• November 2, 2015

    Lou Reed

    Lou Reed

    ESPN has pulled the plug on its sports, pop-culture, and news website Grantland. This comes about a month after editors Sean Fennessey, Juliet Litman, Mallory Rubin, and Chris Ryan left Grantland to work on an unknown project led by Grantland founder Bill Simmons. Many have mourned the loss of the site. As for ESPN, the company itself did not seem have its heart in Grantland: “We’re getting out of the pop culture business,” a senior ESPN source told CNN.

    Howard Sounes’s biography of Lou Reed was released in the UK on October 22. Reed was always considered to be cantankerous, difficult, drug-addled, erratic. But according to Sounes, he could also be far worse—paranoid, racist, and emotionally and physically abusive. Now, Reed’s former wife Sylvia Reed (now Ramos) has broken eighteen years of media silence to rebut Sounes’s book. Many of the people interviewed for the book, Ramos says, “were not capable of remembering anything they did in any given six-month period during that time, much less come back all these years later and say, ‘Oh, yes, I was there, this is what was going on.’ ” For those who are hoping for a less sensationalized portrait of Reed, both Luc Sante and Will Hermes are currently at work on biographies of the musician.

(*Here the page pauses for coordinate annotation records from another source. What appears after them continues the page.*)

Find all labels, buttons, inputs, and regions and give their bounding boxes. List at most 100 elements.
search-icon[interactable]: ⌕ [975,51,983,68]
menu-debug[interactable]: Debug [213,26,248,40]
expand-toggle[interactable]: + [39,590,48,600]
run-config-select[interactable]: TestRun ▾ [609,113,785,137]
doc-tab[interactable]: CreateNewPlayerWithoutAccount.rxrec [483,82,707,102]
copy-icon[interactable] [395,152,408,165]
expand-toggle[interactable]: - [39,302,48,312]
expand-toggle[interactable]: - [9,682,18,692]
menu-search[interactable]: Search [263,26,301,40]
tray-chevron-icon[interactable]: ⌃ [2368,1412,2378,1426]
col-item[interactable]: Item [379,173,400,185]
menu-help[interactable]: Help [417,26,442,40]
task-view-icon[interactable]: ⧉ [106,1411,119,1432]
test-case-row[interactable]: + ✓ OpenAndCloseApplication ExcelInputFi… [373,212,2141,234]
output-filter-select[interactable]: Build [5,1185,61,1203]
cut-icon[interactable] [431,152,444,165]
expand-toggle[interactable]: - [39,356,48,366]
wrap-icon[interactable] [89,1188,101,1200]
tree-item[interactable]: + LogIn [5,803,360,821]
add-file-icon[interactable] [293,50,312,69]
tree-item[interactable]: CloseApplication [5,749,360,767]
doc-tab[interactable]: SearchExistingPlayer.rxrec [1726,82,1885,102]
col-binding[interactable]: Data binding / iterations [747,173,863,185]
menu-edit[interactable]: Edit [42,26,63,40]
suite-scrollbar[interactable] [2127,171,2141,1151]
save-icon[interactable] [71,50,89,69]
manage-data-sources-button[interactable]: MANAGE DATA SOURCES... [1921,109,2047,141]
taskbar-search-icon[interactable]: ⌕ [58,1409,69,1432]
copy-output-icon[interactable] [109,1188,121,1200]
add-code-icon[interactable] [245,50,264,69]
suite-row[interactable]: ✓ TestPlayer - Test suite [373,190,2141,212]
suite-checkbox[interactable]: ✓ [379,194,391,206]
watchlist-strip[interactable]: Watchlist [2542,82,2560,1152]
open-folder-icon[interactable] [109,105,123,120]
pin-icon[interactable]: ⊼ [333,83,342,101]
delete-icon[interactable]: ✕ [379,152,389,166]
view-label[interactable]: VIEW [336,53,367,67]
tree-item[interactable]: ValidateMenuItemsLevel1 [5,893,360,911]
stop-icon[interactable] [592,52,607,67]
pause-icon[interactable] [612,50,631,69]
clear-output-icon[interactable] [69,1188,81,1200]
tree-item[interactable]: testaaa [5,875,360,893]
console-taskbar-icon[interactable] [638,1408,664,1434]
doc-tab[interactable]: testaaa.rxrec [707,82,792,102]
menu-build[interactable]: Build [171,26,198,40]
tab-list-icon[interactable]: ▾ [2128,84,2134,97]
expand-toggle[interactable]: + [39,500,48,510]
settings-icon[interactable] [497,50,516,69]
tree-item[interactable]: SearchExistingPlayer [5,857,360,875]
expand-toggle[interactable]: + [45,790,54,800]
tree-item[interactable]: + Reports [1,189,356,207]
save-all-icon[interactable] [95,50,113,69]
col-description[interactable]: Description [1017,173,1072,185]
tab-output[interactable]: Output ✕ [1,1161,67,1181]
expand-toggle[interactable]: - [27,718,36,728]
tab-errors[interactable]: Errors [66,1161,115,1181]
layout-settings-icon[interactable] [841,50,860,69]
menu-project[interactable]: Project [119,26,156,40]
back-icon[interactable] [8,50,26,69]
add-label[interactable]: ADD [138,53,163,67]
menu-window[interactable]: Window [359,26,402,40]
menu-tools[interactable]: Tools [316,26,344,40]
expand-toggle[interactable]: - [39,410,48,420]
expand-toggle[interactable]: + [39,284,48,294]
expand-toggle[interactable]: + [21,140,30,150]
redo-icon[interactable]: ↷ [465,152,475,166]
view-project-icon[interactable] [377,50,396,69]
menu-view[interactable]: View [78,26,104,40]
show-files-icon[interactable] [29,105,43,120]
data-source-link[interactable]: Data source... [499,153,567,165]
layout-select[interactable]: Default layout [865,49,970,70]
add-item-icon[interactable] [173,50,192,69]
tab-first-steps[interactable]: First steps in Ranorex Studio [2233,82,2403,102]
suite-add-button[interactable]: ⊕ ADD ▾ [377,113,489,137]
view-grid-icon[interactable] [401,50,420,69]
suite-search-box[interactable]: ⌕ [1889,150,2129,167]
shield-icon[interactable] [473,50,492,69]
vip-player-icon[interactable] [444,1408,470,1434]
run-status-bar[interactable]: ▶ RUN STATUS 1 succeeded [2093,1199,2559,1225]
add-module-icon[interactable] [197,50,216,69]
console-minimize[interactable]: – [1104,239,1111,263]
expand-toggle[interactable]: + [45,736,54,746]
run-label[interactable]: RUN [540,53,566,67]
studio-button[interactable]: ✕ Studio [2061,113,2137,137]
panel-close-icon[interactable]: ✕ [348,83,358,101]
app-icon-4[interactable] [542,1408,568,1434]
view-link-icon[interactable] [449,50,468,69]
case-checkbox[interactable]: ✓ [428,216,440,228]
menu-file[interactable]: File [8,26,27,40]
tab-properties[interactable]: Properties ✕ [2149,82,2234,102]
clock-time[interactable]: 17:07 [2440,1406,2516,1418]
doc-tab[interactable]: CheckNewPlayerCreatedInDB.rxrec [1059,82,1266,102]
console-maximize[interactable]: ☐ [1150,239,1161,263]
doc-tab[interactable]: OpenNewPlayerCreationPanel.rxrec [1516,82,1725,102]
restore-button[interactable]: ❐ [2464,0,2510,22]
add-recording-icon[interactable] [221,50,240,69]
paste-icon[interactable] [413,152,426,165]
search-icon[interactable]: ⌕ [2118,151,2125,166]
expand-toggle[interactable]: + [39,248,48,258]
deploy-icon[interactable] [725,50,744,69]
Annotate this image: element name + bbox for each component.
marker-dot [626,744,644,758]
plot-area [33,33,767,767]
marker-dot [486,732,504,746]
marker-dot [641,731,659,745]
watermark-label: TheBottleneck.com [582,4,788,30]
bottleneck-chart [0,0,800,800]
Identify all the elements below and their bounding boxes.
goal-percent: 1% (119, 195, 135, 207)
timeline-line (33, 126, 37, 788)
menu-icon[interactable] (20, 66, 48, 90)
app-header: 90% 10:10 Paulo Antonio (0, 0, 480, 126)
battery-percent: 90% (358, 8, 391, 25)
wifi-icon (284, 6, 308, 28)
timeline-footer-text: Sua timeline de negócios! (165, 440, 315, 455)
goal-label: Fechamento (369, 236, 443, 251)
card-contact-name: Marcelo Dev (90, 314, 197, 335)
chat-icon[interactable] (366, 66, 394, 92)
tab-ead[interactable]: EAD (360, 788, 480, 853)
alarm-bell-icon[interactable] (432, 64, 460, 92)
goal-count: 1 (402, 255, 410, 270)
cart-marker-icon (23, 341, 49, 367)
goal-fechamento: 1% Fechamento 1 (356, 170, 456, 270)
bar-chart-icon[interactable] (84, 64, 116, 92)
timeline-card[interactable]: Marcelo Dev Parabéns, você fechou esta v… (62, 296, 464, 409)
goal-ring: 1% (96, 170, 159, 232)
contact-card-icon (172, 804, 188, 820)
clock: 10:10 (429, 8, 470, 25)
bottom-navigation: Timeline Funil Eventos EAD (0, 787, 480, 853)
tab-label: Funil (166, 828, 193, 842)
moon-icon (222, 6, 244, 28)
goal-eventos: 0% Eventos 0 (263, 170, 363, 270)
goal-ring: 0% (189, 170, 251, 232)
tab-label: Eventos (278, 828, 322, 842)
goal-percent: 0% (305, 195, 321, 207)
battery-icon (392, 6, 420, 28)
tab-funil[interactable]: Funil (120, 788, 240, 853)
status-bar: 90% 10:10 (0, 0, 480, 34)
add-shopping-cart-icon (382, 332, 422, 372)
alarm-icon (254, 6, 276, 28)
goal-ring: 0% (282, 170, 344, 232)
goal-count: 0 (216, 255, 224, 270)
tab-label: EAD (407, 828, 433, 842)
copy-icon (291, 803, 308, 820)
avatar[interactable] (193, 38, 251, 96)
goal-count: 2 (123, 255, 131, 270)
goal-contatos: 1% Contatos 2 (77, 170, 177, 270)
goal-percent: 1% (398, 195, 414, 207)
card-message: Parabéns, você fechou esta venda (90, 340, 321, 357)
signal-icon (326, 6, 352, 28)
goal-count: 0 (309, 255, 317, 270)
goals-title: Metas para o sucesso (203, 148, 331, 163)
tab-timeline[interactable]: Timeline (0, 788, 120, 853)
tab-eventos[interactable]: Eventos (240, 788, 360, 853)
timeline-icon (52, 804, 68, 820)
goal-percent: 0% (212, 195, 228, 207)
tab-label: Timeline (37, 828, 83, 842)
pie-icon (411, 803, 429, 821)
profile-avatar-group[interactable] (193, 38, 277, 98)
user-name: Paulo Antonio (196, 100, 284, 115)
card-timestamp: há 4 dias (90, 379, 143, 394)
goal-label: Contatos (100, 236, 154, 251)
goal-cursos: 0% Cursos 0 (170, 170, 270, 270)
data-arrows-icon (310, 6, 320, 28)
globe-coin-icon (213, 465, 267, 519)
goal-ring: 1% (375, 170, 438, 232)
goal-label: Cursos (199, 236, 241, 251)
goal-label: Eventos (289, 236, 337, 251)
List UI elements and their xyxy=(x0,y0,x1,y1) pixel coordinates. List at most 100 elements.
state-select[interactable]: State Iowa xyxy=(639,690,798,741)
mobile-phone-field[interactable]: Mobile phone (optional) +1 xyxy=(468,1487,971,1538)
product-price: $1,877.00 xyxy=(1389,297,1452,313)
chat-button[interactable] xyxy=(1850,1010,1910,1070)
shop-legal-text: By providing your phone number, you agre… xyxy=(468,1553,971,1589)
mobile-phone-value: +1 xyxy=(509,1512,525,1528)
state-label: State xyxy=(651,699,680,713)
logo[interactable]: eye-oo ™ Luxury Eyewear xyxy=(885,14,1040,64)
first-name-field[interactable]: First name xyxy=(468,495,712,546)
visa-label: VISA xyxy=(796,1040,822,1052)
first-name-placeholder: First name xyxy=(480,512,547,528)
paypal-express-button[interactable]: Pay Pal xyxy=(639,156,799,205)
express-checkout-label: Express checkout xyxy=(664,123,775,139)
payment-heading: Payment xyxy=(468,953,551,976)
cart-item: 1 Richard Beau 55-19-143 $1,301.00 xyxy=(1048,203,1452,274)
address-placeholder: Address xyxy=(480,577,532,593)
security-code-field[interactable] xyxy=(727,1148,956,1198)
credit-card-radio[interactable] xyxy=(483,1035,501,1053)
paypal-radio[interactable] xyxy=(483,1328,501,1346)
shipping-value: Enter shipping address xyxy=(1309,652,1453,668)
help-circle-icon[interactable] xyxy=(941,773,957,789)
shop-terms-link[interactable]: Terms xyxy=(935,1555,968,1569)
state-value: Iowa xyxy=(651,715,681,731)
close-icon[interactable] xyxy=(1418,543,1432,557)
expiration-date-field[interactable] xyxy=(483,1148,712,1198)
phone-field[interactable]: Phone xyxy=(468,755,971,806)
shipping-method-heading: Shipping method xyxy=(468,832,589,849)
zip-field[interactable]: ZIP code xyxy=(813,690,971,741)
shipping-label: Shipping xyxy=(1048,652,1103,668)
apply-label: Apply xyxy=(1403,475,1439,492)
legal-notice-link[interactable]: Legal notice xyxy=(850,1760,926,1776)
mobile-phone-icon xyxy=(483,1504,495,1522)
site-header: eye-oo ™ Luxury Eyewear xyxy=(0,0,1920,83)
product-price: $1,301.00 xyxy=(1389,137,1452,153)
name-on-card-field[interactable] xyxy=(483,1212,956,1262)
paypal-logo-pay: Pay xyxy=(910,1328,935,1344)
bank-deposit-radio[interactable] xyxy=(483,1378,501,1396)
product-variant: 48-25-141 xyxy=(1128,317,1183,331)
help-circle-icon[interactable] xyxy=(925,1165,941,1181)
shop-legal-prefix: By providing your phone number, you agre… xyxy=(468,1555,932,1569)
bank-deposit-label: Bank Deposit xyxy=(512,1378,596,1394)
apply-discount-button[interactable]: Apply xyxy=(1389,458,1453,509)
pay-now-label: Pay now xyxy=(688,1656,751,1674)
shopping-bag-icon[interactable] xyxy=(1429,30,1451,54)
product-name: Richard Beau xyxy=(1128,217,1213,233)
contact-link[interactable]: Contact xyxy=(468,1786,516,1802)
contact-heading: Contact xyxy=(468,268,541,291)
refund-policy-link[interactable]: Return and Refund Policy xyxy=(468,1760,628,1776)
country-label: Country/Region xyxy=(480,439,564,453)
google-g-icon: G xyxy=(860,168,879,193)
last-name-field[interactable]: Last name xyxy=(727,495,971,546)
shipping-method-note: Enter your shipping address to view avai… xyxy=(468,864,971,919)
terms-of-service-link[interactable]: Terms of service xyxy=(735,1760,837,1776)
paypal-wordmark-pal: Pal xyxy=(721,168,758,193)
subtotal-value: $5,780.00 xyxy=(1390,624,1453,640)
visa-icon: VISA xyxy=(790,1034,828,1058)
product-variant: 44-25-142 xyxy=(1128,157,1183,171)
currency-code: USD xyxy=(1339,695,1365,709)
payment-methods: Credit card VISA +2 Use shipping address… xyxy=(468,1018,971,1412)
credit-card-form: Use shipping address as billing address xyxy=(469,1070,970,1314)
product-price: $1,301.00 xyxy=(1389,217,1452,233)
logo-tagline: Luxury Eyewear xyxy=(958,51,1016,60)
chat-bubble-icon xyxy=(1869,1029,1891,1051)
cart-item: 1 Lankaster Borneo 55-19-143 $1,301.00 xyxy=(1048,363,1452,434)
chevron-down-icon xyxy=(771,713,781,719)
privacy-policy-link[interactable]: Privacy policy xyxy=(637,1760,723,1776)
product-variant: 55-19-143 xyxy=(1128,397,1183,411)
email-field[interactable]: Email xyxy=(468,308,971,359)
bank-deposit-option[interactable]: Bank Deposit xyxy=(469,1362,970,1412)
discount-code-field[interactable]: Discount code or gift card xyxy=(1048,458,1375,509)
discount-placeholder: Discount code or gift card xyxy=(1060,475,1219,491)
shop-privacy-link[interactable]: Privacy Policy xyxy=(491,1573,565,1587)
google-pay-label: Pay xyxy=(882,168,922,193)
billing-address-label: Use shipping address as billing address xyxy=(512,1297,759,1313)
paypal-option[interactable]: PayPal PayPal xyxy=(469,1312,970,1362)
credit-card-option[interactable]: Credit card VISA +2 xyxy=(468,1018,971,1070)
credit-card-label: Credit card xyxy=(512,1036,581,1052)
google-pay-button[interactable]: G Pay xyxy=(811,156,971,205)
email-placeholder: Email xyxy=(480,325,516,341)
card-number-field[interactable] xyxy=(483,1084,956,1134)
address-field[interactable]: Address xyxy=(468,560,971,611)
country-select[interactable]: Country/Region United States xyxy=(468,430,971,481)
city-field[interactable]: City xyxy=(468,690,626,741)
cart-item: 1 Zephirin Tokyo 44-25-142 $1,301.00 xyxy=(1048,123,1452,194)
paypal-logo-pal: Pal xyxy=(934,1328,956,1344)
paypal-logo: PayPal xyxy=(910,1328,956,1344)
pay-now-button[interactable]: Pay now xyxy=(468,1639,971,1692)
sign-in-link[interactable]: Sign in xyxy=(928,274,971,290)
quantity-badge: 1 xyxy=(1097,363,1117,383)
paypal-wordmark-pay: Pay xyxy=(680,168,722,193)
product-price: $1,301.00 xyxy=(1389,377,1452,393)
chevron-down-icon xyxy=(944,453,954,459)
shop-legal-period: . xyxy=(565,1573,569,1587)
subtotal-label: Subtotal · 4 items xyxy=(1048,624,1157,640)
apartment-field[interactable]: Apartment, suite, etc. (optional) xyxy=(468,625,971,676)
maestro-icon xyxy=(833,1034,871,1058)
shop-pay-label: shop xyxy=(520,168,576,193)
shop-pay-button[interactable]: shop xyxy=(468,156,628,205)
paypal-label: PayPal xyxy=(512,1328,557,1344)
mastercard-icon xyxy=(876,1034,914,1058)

    Editors Haley Mlotek and Alexandra Molotkow have announced that they are leaving the Hairpin, the website launched by the Awl in 2010.

    The New York Times announced a $9 million profit in its third-quarter annual report—a profit driven significantly by digital subscriptions.

    On Tuesday, November 2, at Cambridge’s Brattle Theatre, A. S. Hamrah will be introducing a screening of Orson Welles’s The Magnificent Ambersons. We are particularly excited about this event after Hamrah’s September Bookforum essay, which challenges the Hollywood mythology that has cast Welles as an example of failure. “That Welles pursued his original vision, even as he worked in a state of hand-to-mouth auteur financing, into the ’80s looks from our vantage point like a sign of strength and integrity,” Hamrah writes.